Truly. The psychology course she was taking was already paying for itself.

“Yeah well… I’m not sure he’d be excited to hear from me at this point. It’s been a long time.”

“I think you should give yourself more credit and give him the chance to make his own decisions.”

“I thought you were supposed to get less annoying the older you got,” I said, running a hand over my face.

“Once again, you were wrong.” She gave me a toothy grin and I laughed.

“Call him. Apologize. And then put your stupid house up for sale and move here. You don’t have to stay forever.

It might just be good for you to have a change of scenery for a while.
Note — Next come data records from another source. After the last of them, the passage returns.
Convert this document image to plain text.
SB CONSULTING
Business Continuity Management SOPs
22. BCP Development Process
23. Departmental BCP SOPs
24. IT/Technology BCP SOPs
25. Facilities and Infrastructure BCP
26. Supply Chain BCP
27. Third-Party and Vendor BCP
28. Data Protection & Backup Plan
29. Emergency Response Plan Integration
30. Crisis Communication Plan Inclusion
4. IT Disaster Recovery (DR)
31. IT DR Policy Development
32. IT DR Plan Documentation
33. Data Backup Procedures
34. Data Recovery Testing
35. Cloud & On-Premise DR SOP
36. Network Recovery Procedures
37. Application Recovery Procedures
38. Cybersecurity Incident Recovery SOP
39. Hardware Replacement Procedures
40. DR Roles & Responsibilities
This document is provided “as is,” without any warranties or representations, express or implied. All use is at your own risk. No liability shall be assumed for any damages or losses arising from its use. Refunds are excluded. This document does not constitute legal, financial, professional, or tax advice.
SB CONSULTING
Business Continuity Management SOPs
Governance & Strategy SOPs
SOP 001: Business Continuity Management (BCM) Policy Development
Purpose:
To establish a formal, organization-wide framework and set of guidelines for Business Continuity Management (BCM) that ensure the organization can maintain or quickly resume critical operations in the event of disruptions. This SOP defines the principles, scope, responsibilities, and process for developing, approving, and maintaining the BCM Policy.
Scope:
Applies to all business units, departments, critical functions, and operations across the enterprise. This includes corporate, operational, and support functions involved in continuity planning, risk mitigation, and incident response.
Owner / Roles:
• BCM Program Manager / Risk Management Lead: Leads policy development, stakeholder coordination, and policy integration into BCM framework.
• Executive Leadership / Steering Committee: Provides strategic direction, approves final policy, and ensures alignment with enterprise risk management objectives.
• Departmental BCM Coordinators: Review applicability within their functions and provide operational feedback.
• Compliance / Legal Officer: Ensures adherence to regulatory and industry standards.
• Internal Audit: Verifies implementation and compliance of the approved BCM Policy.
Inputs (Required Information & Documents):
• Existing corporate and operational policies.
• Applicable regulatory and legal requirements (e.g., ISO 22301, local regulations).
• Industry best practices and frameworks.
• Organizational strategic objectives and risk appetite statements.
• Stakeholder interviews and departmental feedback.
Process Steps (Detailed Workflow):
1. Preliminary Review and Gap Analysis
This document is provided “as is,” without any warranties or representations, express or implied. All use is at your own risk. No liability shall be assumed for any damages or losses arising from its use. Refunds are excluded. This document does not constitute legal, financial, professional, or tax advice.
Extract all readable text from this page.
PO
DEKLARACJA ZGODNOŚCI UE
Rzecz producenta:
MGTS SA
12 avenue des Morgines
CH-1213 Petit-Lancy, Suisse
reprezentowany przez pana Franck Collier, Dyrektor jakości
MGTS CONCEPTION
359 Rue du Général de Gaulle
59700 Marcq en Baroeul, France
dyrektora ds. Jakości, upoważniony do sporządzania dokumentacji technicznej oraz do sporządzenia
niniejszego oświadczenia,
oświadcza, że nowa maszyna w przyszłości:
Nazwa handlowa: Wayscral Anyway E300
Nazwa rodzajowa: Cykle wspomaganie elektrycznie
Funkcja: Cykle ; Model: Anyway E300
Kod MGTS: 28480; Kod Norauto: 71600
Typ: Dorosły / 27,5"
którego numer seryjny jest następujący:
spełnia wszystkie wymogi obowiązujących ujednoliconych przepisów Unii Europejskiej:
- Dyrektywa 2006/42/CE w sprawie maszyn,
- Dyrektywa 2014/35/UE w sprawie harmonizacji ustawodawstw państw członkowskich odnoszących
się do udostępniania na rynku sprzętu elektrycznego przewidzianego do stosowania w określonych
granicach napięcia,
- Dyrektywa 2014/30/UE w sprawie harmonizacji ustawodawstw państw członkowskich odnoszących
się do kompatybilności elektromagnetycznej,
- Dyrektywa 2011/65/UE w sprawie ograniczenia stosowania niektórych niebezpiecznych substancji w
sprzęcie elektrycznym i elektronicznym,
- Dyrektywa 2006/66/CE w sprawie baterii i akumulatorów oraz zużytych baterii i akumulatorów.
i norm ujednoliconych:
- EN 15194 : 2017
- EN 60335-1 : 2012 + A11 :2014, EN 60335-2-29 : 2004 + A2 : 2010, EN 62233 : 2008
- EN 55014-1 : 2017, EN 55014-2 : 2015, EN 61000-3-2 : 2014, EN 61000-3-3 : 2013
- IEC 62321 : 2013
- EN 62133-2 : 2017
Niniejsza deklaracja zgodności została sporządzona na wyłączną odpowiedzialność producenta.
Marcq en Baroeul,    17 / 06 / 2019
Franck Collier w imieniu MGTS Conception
You can decide what you want to do next after that. ”

There was a burst of noise on her end as her roommate and two other young women came into the room.

“I have to go,” Marley said, leaning closer to the microphone. “I love you, G. Call Cooper!” she yelled, and then she was gone.

Before I had a chance to overthink it or talk myself out of it, I was scrolling through my contacts to Cooper’s number. I hesitated for only a second before I hit the call button. He answered on the second ring.